Find answers, ask questions, and share your expertise
Announcements
Celebrating as our community reaches 100,000 members! Thank you!

Recommended file size for Impala Parquet files?

avatar
Contributor

Looking for some guidance on the size and compression of Parquet files for use in Impala.  We have written a spark program that creates our Parquet files and we can control the size and compression of the files (Snappy, Gzip, etc).  Now we just need to make a decision on their size and compression.

 

I've read Snappy is splittable, and you should make your files bigger than your HDFS block size.  So if our block size is 128mb, would 1GB snappy compressed parquet files be a good choice?  Is it possible to increase or decrease the amount of compression with Snappy?

 

Gzip gives us better compression.  But since it's not splittable, what should we set the max file size to if using gzip? Should it be no more than our HDFS block size?

 

We will have lots of partitions and some of them will be large, hundreds of GB or bigger.  The total amount of data will be hundreds of Terabytes or more.

7 REPLIES 7

avatar
Champion

are you looking for fast compression or decompression ? 
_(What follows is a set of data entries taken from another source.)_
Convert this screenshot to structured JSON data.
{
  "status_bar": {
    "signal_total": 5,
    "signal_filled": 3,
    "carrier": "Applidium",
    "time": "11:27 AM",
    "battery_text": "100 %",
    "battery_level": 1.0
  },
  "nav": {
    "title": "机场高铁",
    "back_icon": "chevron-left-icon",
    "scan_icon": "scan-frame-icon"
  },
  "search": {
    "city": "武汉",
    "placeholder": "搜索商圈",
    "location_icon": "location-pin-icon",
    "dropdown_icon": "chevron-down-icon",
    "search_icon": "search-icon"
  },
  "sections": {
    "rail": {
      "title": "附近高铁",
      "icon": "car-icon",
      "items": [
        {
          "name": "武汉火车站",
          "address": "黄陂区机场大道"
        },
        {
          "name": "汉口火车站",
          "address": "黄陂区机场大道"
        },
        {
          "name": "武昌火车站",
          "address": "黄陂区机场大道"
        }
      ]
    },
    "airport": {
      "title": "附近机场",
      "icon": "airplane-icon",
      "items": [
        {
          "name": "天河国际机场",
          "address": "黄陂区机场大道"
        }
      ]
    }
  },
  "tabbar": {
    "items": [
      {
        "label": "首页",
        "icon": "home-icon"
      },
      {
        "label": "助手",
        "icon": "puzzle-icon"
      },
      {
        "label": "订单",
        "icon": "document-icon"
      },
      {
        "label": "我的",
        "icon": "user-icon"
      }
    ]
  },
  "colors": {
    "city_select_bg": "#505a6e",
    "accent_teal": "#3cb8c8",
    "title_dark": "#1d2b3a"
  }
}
are you looking for disk space consumption ?

 

avatar
Contributor

Good question, I suppose I'm looking for an optimal balance of both, maybe with a lean toward performance rather than disk space usage.  We don't care about compression speed, but do care about compression rate and decompression speed.

We're currently using sequence files lzo compressed and Hive to query the data. We've decided to convert the data over to Parquet to use with Impala because we see huge query performance gains in our smaller dev environment. We'd also like to pick a future-proof option that will work well with other tools that can query/analyze a large set of data in Parquet format.

The data is constantly flowing in from flume, but once it goes through our ingestion pipeline/ETL it won't change.

I haven't been able to find much info on the web about whether to compress Parquet with splittable Snappy or non-splittable Gzip, or discussion about optimal file sizes on HDFS for each.

avatar
Champion

Based on the response , I would go for Parquet with splittable Snappy . more over 

Hive - default Compression is DeflateCodec 
Impala - default Compression is Snappy 

 

i would put a link of my response to a similar post in the community that will give you little more info.  

 

http://community.cloudera.com/t5/Batch-SQL-Apache-Hive/Parquet-table-snappy-compressed-by-default/m-...

 

please let me know if that helps

avatar
Contributor
Thanks for the response, good info. We've decided to do some testing and profiling ourselves to have a little more confidence before we start the migration. We're going to do a much smaller data set using some variations of file size, block size, and compression and see which performs best in Impala.

avatar
Champion

@medloh Any time mate . 

avatar
Contributor

After some experimenting, here's what we found.  I'd be interested if anyone enthusiastically agrees or passionately disagrees this.

 

Tested the following scenarios:

 

1)  128mb block, 128mb file, gzip

2)  128mb block, 1gb file, gzip

3)  1gb block, 1gb file, gzip

 

4)  128mb block, 128 file, snappy

5)  128mb block, 1gb file, snappy

6)  1gb block, 1gb file, snappy

 

The worst in storage and performance seemed to be the 2 cases where the block size was much smaller than the file size in both compression formats, so strike out #2 and #5.

 

The performance for 1, 3, 4, and 6 all seemed to be very similar in the queries we tested.   But gzip used only about 60% as much storage.  So, probably going with gzip.

 

Finally we're thinking the smaller block and file size is probably the way to go to get a little more parallelism.

 

 

 

 

avatar

Gzip decompression will definitely use more CPU than snappy decompression, so I'd usually expect Gzip to give you worse performance, unless your query is limited by disk I/O (in which case smaller is better) or if your query isn't limited by scan performance.